THE STATISTICIANS of the world gather in Dublin this week, generating a few impressive statistics of their own as they do so.
A total of 2,300 delegates from 120 countries will deliver 1,300 papers over the coming days at the Conference Centre, Dublin.
The hosting in Dublin of the biennial World Statistics Congress is something of a coup for the Central Statistics Office (CSO), which is helping to organise it.
Far from being the preserve of number-crunchers and policy wonks, delegates will be discussing issues critical to ordinary people.
The sovereign debt crisis, for instance, was created by bogus statistics which underestimated Greece’s budget deficit by almost half and shattered investors’ confidence in the country.
Several papers at the conference will be devoted to such aspects of the financial crisis, dealing with issues of how to properly measure economic indicators and ethical matters around the political pressure on statisticians to produce misleading figures.
One paper will be devoted to the issue of how Ireland’s bank debt was added to the national debt.

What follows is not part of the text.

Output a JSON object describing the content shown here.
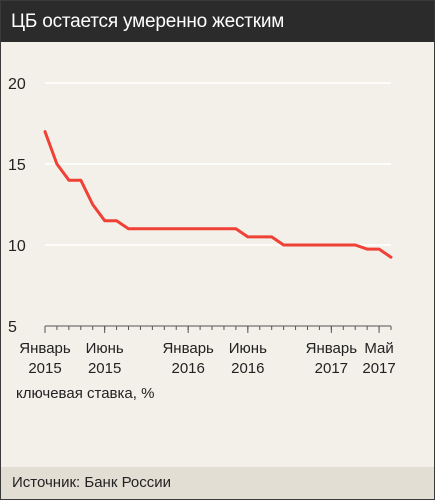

At the event inauguration last night, Minister for Social Protection Joan Burton said the poor quality of statistics held by Irish banks meant they did not understand the risks they were taking.

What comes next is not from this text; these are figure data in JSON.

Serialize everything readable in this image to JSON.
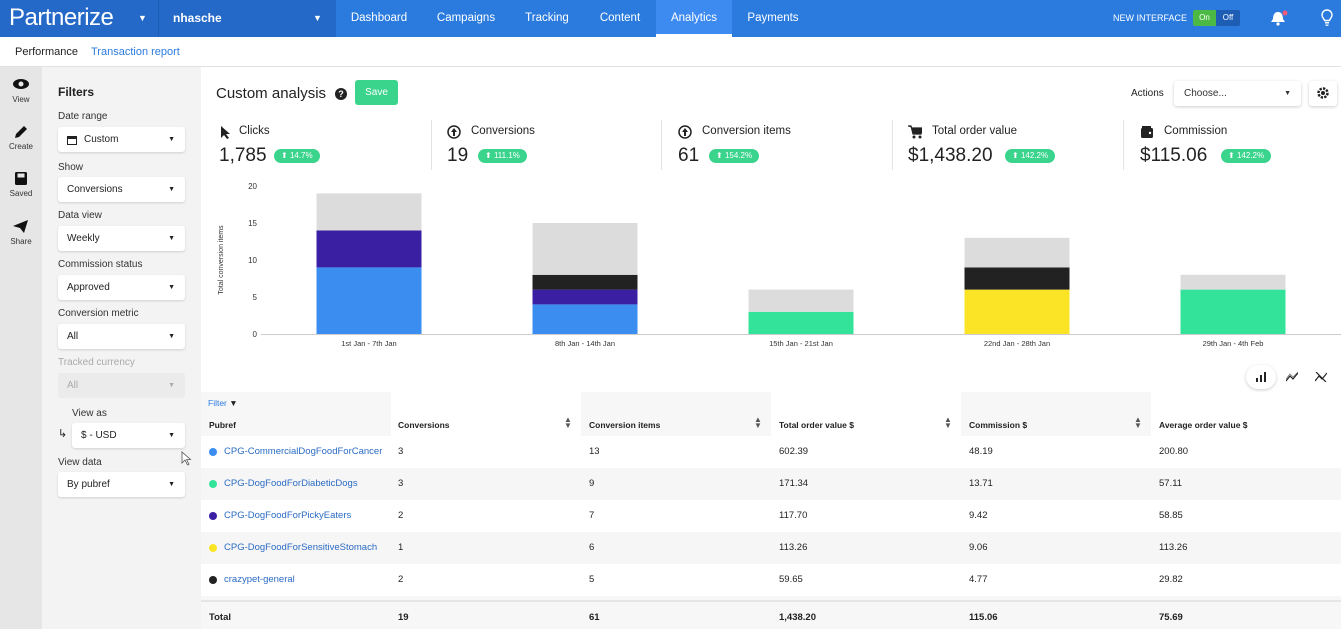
{
  "app": {
    "logo": "Partnerize",
    "user": "nhasche",
    "new_interface_label": "NEW INTERFACE",
    "toggle_on": "On",
    "toggle_off": "Off"
  },
  "nav": [
    "Dashboard",
    "Campaigns",
    "Tracking",
    "Content",
    "Analytics",
    "Payments"
  ],
  "subnav": [
    "Performance",
    "Transaction report"
  ],
  "rail": [
    {
      "icon": "eye-icon",
      "label": "View"
    },
    {
      "icon": "pencil-icon",
      "label": "Create"
    },
    {
      "icon": "floppy-icon",
      "label": "Saved"
    },
    {
      "icon": "paper-plane-icon",
      "label": "Share"
    }
  ],
  "filters": {
    "heading": "Filters",
    "date_range": {
      "label": "Date range",
      "value": "Custom"
    },
    "show": {
      "label": "Show",
      "value": "Conversions"
    },
    "data_view": {
      "label": "Data view",
      "value": "Weekly"
    },
    "commission_status": {
      "label": "Commission status",
      "value": "Approved"
    },
    "conversion_metric": {
      "label": "Conversion metric",
      "value": "All"
    },
    "tracked_currency": {
      "label": "Tracked currency",
      "value": "All"
    },
    "view_as": {
      "label": "View as",
      "value": "$ - USD"
    },
    "view_data": {
      "label": "View data",
      "value": "By pubref"
    }
  },
  "header": {
    "title": "Custom analysis",
    "save": "Save",
    "actions_label": "Actions",
    "actions_placeholder": "Choose..."
  },
  "kpis": [
    {
      "label": "Clicks",
      "value": "1,785",
      "change": "14.7%",
      "icon": "cursor-icon"
    },
    {
      "label": "Conversions",
      "value": "19",
      "change": "111.1%",
      "icon": "arrow-circle-icon"
    },
    {
      "label": "Conversion items",
      "value": "61",
      "change": "154.2%",
      "icon": "arrow-circle-icon"
    },
    {
      "label": "Total order value",
      "value": "$1,438.20",
      "change": "142.2%",
      "icon": "cart-icon"
    },
    {
      "label": "Commission",
      "value": "$115.06",
      "change": "142.2%",
      "icon": "wallet-icon"
    }
  ],
  "colors": {
    "blue": "#3b8ef0",
    "purple": "#3b1fa3",
    "black": "#222222",
    "yellow": "#fbe425",
    "green": "#33e39a",
    "grey": "#dcdcdc"
  },
  "chart_data": {
    "type": "bar",
    "stacked": true,
    "ylabel": "Total conversion items",
    "ylim": [
      0,
      20
    ],
    "yticks": [
      0,
      5,
      10,
      15,
      20
    ],
    "categories": [
      "1st Jan - 7th Jan",
      "8th Jan - 14th Jan",
      "15th Jan - 21st Jan",
      "22nd Jan - 28th Jan",
      "29th Jan - 4th Feb"
    ],
    "series": [
      {
        "color": "#3b8ef0",
        "values": [
          9,
          4,
          0,
          0,
          0
        ]
      },
      {
        "color": "#33e39a",
        "values": [
          0,
          0,
          3,
          0,
          6
        ]
      },
      {
        "color": "#3b1fa3",
        "values": [
          5,
          2,
          0,
          0,
          0
        ]
      },
      {
        "color": "#fbe425",
        "values": [
          0,
          0,
          0,
          6,
          0
        ]
      },
      {
        "color": "#222222",
        "values": [
          0,
          2,
          0,
          3,
          0
        ]
      },
      {
        "color": "#dcdcdc",
        "values": [
          5,
          7,
          3,
          4,
          2
        ]
      }
    ]
  },
  "table": {
    "filter_label": "Filter",
    "headers": [
      "Pubref",
      "Conversions",
      "Conversion items",
      "Total order value $",
      "Commission $",
      "Average order value $"
    ],
    "rows": [
      {
        "color": "#3b8ef0",
        "cells": [
          "CPG-CommercialDogFoodForCancer",
          "3",
          "13",
          "602.39",
          "48.19",
          "200.80"
        ]
      },
      {
        "color": "#33e39a",
        "cells": [
          "CPG-DogFoodForDiabeticDogs",
          "3",
          "9",
          "171.34",
          "13.71",
          "57.11"
        ]
      },
      {
        "color": "#3b1fa3",
        "cells": [
          "CPG-DogFoodForPickyEaters",
          "2",
          "7",
          "117.70",
          "9.42",
          "58.85"
        ]
      },
      {
        "color": "#fbe425",
        "cells": [
          "CPG-DogFoodForSensitiveStomach",
          "1",
          "6",
          "113.26",
          "9.06",
          "113.26"
        ]
      },
      {
        "color": "#222222",
        "cells": [
          "crazypet-general",
          "2",
          "5",
          "59.65",
          "4.77",
          "29.82"
        ]
      }
    ],
    "total": [
      "Total",
      "19",
      "61",
      "1,438.20",
      "115.06",
      "75.69"
    ]
  }
}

All of Wednesday will be devoted to measuring water demand and quality – an issue of key importance, especially in the developing world. There will be papers on measuring quality of life, the efficacy of the smoking ban, and house price trends.
Seminars will feature on how to communicate statistics to the public and how to make a career in statistics attractive for the young in an age where many of them find mathematics a boring subject.
CSO director general Gerard O’Hanlon, chairman of the national organising committee, said making sense of the proliferation of statistical information now available would be one of the most sought-after jobs in the future.
“Hal Varian, the chief economist of Google, has said statistics is the sexy job of the next 10 years,” Mr O’Hanlon said. The biggest challenge facing statisticians was objectivity, he added. “We say figures don’t lie, liars figure.”